Character Encoding


(Mike Hatcher) #1

Hi


I appear to have got myself into a bit of a state with character encoding and I need some advice on what to do…



This is what my situation used to be:

Matrix 3.10.3 sending Western ISO (I presume this is ISO 8859-1?)

My parse file created as ISO 8859-1

My meta tag saying it was UTF 8.

Don't ask how I got myself so mixed up because it's just plain embarrassing :unsure:



My situation now:

Matrix is still Western ISO (I tried changing to UTF 8 and it screwed up all my characters - Pound & Euro currency signs mostly)

I converted my parse file in UTF 8 encoding

My meta tag is still UTF 8



The problem/issue:

  1. How do I convert all my assets in Matrix into UTF 8 without my entities going nuts?
  2. If I change Matrix's encoding setup will all assets from then on be UTF 8?
  3. Are there any other issues that I would need to be aware of?
  4. Please, please can someone else post and let me know I'm not alone in my stupidity and they have done this too :stuck_out_tongue:



    Thanks

    Mike

(Ben Caldwell) #2

Hi saffamike,


I take it from your post that you want to move everything over to UTF-8. Unfortunatley, if you have any extended-ASCII characters (i.e. pound sign, cent sign, euro sign, accented letters) in your ISO 8859-1 encoded content you are going to run into trouble.



Your content is encoded based off the systems ‘Default Character Set’ setting. By changing this to UTF-8 and viewing your content you are technically just viewing ISO 8859-1 (assuming the content was created or last submitted using ISO 8859-1) data in the UTF-8 character set.
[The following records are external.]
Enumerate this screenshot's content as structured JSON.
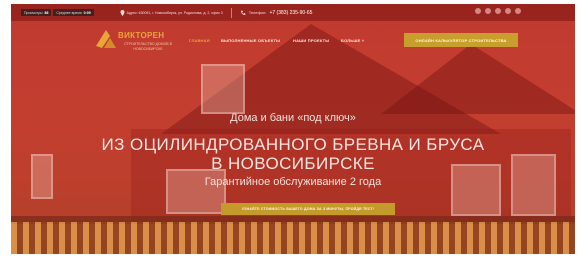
{
  "topbar": {
    "visits_label": "Просмотры",
    "visits_value": "86",
    "avg_time_label": "Среднее время",
    "avg_time_value": "0:09",
    "address": "Адрес: 630091, г. Новосибирск, ул. Родионова, д. 2, офис 3",
    "phone_label": "Телефон:",
    "phone": "+7 (383) 235-90-65"
  },
  "logo": {
    "name": "ВИКТОРЕН",
    "tagline": "СТРОИТЕЛЬСТВО ДОМОВ В НОВОСИБИРСКЕ"
  },
  "nav": {
    "items": [
      {
        "label": "ГЛАВНАЯ",
        "active": true
      },
      {
        "label": "ВЫПОЛНЕННЫЕ ОБЪЕКТЫ",
        "active": false
      },
      {
        "label": "НАШИ ПРОЕКТЫ",
        "active": false
      },
      {
        "label": "БОЛЬШЕ ˅",
        "active": false
      }
    ],
    "cta": "ОНЛАЙН КАЛЬКУЛЯТОР СТРОИТЕЛЬСТВА"
  },
  "hero": {
    "subheading": "Дома и бани «под ключ»",
    "heading_line1": "ИЗ ОЦИЛИНДРОВАННОГО БРЕВНА И БРУСА",
    "heading_line2": "В НОВОСИБИРСКЕ",
    "warranty": "Гарантийное обслуживание 2 года",
    "cta": "УЗНАЙТЕ СТОИМОСТЬ ВАШЕГО ДОМА ЗА 3 МИНУТЫ, ПРОЙДЯ ТЕСТ!"
  },
  "colors": {
    "overlay": "#be231e",
    "accent": "#c89f2c",
    "logo": "#e8a53a"
  },
  "icons": [
    "location-icon",
    "phone-icon",
    "vk-icon",
    "facebook-icon",
    "instagram-icon",
    "ok-icon",
    "youtube-icon"
  ]
}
The reason your currency symbols etc. are not displaying correctly is that extended-ASCII charaters are not valid when displayed in the UTF-8 character set. The solution to this is to go to your content and re-enter the symbol. Even better, if you use a HTML Entity (such as £ or €) you will be able to switch between encodings without concern for corruption. You can see a complete list of HTML Entities here.



It may be possible to use the Global Search and Replace tool to do this. You could possibly use the invalid representation of the currency symbol as the search and the HTML Entity as the replacement (you would need to make sure that your system ‘Default Character Set’ is set to the encoding in which the characters are represented incorrectly). I have not tested this.
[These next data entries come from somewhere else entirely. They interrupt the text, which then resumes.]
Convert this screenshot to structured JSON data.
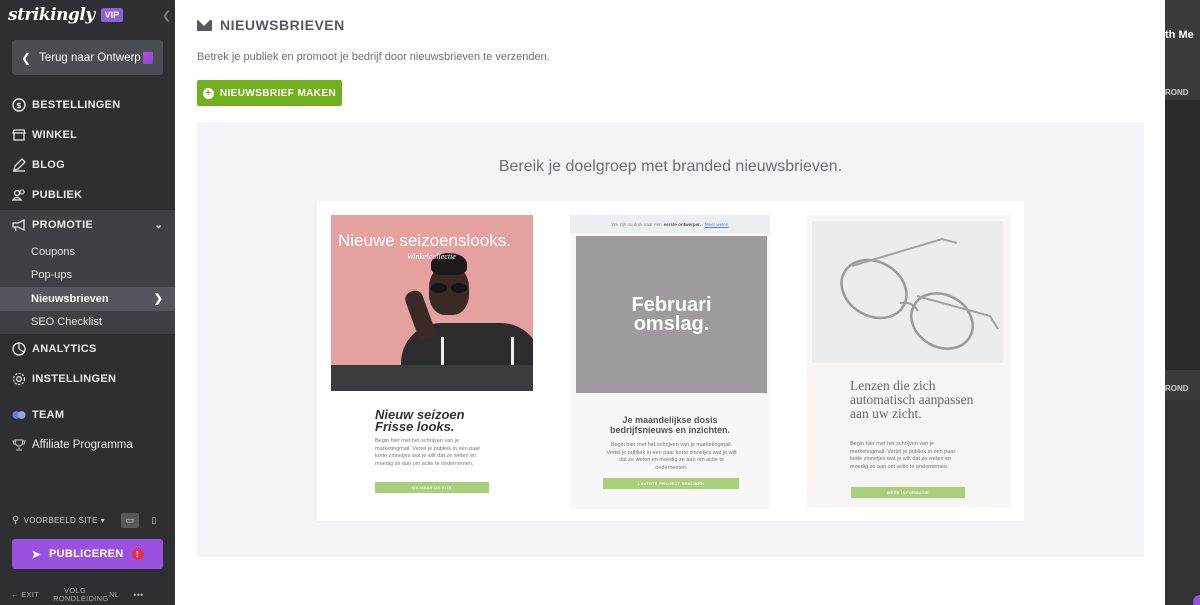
{
  "brand": {
    "logo_text": "strikingly",
    "badge": "VIP"
  },
  "sidebar": {
    "back_label": "Terug naar Ontwerp",
    "items": [
      {
        "label": "BESTELLINGEN",
        "icon": "dollar-circle-icon"
      },
      {
        "label": "WINKEL",
        "icon": "store-icon"
      },
      {
        "label": "BLOG",
        "icon": "pen-icon"
      },
      {
        "label": "PUBLIEK",
        "icon": "users-icon"
      },
      {
        "label": "PROMOTIE",
        "icon": "megaphone-icon"
      }
    ],
    "promotion_sub": [
      {
        "label": "Coupons"
      },
      {
        "label": "Pop-ups"
      },
      {
        "label": "Nieuwsbrieven"
      },
      {
        "label": "SEO Checklist"
      }
    ],
    "items_after": [
      {
        "label": "ANALYTICS",
        "icon": "chart-icon"
      },
      {
        "label": "INSTELLINGEN",
        "icon": "gear-icon"
      },
      {
        "label": "TEAM",
        "icon": "team-icon"
      },
      {
        "label": "Affiliate Programma",
        "icon": "trophy-icon"
      }
    ],
    "preview_label": "VOORBEELD SITE",
    "publish_label": "PUBLICEREN",
    "footer": {
      "exit": "EXIT",
      "tour": "VOLG RONDLEIDING",
      "lang": "NL",
      "more": "•••"
    }
  },
  "main": {
    "title": "NIEUWSBRIEVEN",
    "subtitle": "Betrek je publiek en promoot je bedrijf door nieuwsbrieven te verzenden.",
    "make_button": "NIEUWSBRIEF MAKEN",
    "gallery_heading": "Bereik je doelgroep met branded nieuwsbrieven.",
    "templates": [
      {
        "image_title": "Nieuwe seizoenslooks.",
        "image_subtitle": "Winkelcollectie",
        "title": "Nieuw seizoen Frisse looks.",
        "body": "Begin hier met het schrijven van je marketingmail. Vertel je publiek in een paar korte zinnetjes wat je wilt dat ze weten en moedig ze aan om actie te ondernemen.",
        "button": "GA NAAR DE SITE"
      },
      {
        "top_bar": "We zijn nu druk naar een",
        "top_bar_bold": "eerste ontwerper.",
        "top_bar_link": "Meer weten",
        "image_title": "Februari omslag.",
        "title": "Je maandelijkse dosis bedrijfsnieuws en inzichten.",
        "body": "Begin hier met het schrijven van je marketingmail. Vertel je publiek in een paar korte zinnetjes wat je wilt dat ze weten en moedig ze aan om actie te ondernemen.",
        "button": "LAATSTE PROJECT BEKIJKEN"
      },
      {
        "title": "Lenzen die zich automatisch aanpassen aan uw zicht.",
        "body": "Begin hier met het schrijven van je marketingmail. Vertel je publiek in een paar korte zinnetjes wat je wilt dat ze weten en moedig ze aan om actie te ondernemen.",
        "button": "MEER INFORMATIE"
      }
    ]
  },
  "right_panel": {
    "label_top": "th Me",
    "label_1": "ROND",
    "label_2": "ROND"
  },
  "colors": {
    "accent_green": "#72b01d",
    "accent_purple": "#9b51e0",
    "sidebar_bg": "#2d2f32",
    "alert_red": "#e0324b"
  }
}
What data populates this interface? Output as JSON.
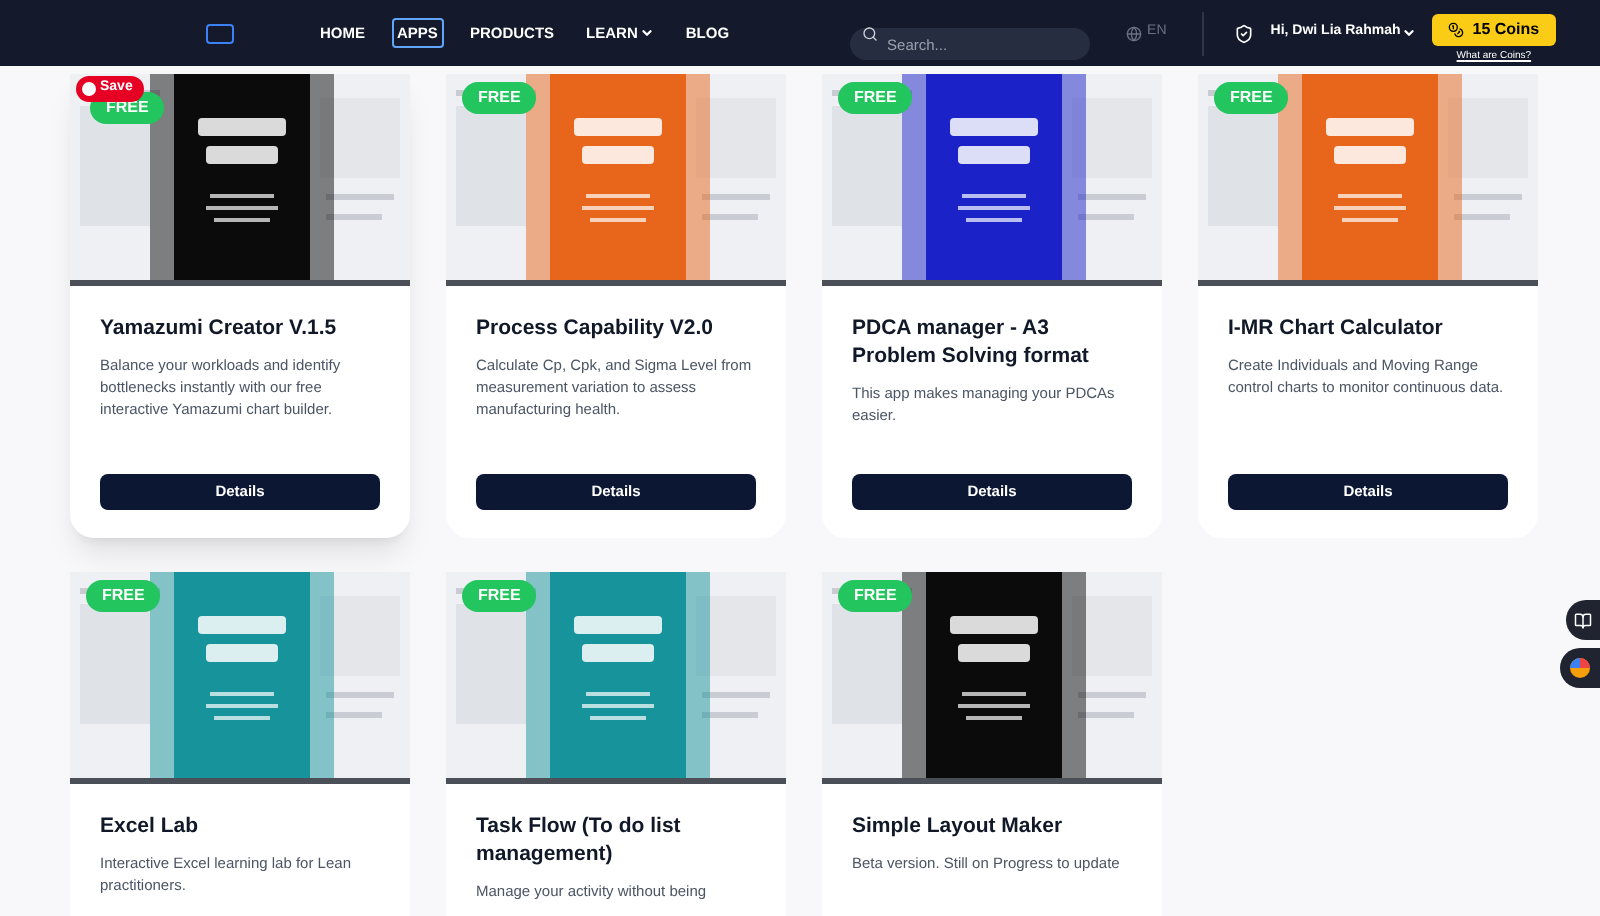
{
  "nav": {
    "links": [
      {
        "label": "HOME",
        "selected": false,
        "dropdown": false
      },
      {
        "label": "APPS",
        "selected": true,
        "dropdown": false
      },
      {
        "label": "PRODUCTS",
        "selected": false,
        "dropdown": false
      },
      {
        "label": "LEARN",
        "selected": false,
        "dropdown": true
      },
      {
        "label": "BLOG",
        "selected": false,
        "dropdown": false
      }
    ],
    "search": {
      "placeholder": "Search..."
    },
    "language": "EN",
    "user": "Hi, Dwi Lia Rahmah",
    "coins": "15 Coins",
    "coins_help": "What are Coins?"
  },
  "save_button": "Save",
  "apps": [
    {
      "badge": "FREE",
      "title": "Yamazumi Creator V.1.5",
      "description": "Balance your workloads and identify bottlenecks instantly with our free interactive Yamazumi chart builder.",
      "button": "Details"
    },
    {
      "badge": "FREE",
      "title": "Process Capability V2.0",
      "description": "Calculate Cp, Cpk, and Sigma Level from measurement variation to assess manufacturing health.",
      "button": "Details"
    },
    {
      "badge": "FREE",
      "title": "PDCA manager - A3 Problem Solving format",
      "description": "This app makes managing your PDCAs easier.",
      "button": "Details"
    },
    {
      "badge": "FREE",
      "title": "I-MR Chart Calculator",
      "description": "Create Individuals and Moving Range control charts to monitor continuous data.",
      "button": "Details"
    },
    {
      "badge": "FREE",
      "title": "Excel Lab",
      "description": "Interactive Excel learning lab for Lean practitioners."
    },
    {
      "badge": "FREE",
      "title": "Task Flow (To do list management)",
      "description": "Manage your activity without being"
    },
    {
      "badge": "FREE",
      "title": "Simple Layout Maker",
      "description": "Beta version. Still on Progress to update"
    }
  ]
}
Also, you need to make sure that your design does not attempt to set the character set in the content-type header (if it has one). Matrix will send the correct character set as part of the HTTP Headers.



Hope this helps.


(Mike Hatcher) #3

Hi Ben


Thanks for the advice here and for the link to the entity reference sheet. Another quick question…
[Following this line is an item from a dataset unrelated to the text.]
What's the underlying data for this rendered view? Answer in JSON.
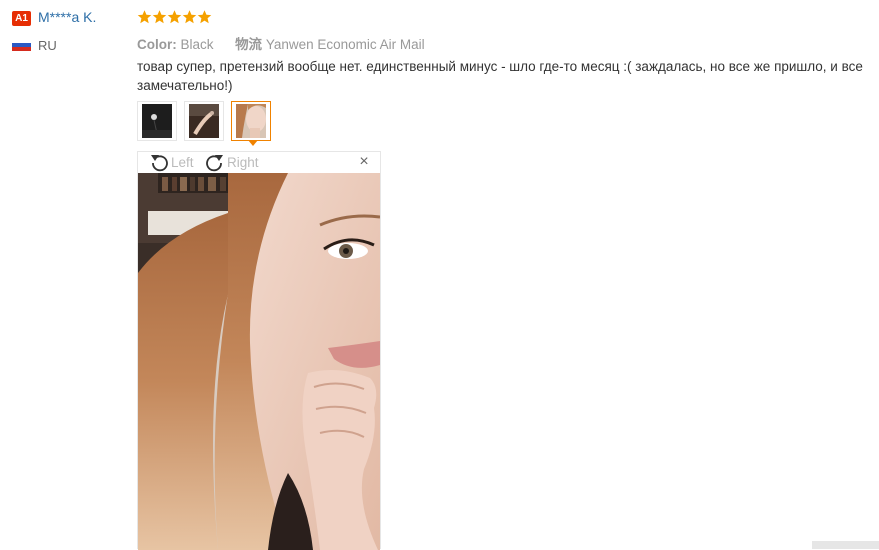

I have some other entities on my home page that link to other languages. I had a look on the link you sent me and spent quite a while searching for the entities for the characters below. I have also included the html below. Please can you point me in the right direction.



Français

Český

Português

Español

Русско

한국어

普通□

日本語


    


Thanks
Mike

(Rayn Ong) #4

You might find this conversion tool useful: http://minutillo.com/steve/convert/.


And I think the second last should be one of the following, instead of 普通□. Simplified Chinese: 普通话; Traditional Chinese: 普通話


(Ben Caldwell) #5

You should not enter these charaters as HTML Entities.


Note: If you do enter these as HTML Entities using the HTML Source plugin of the WYSIWYG Content Type, they will be automatically converted to their character equivalents.



Currently, only symbols are converted to their entity equivalents. This is done so that the Search Manager indexes them as searchable words.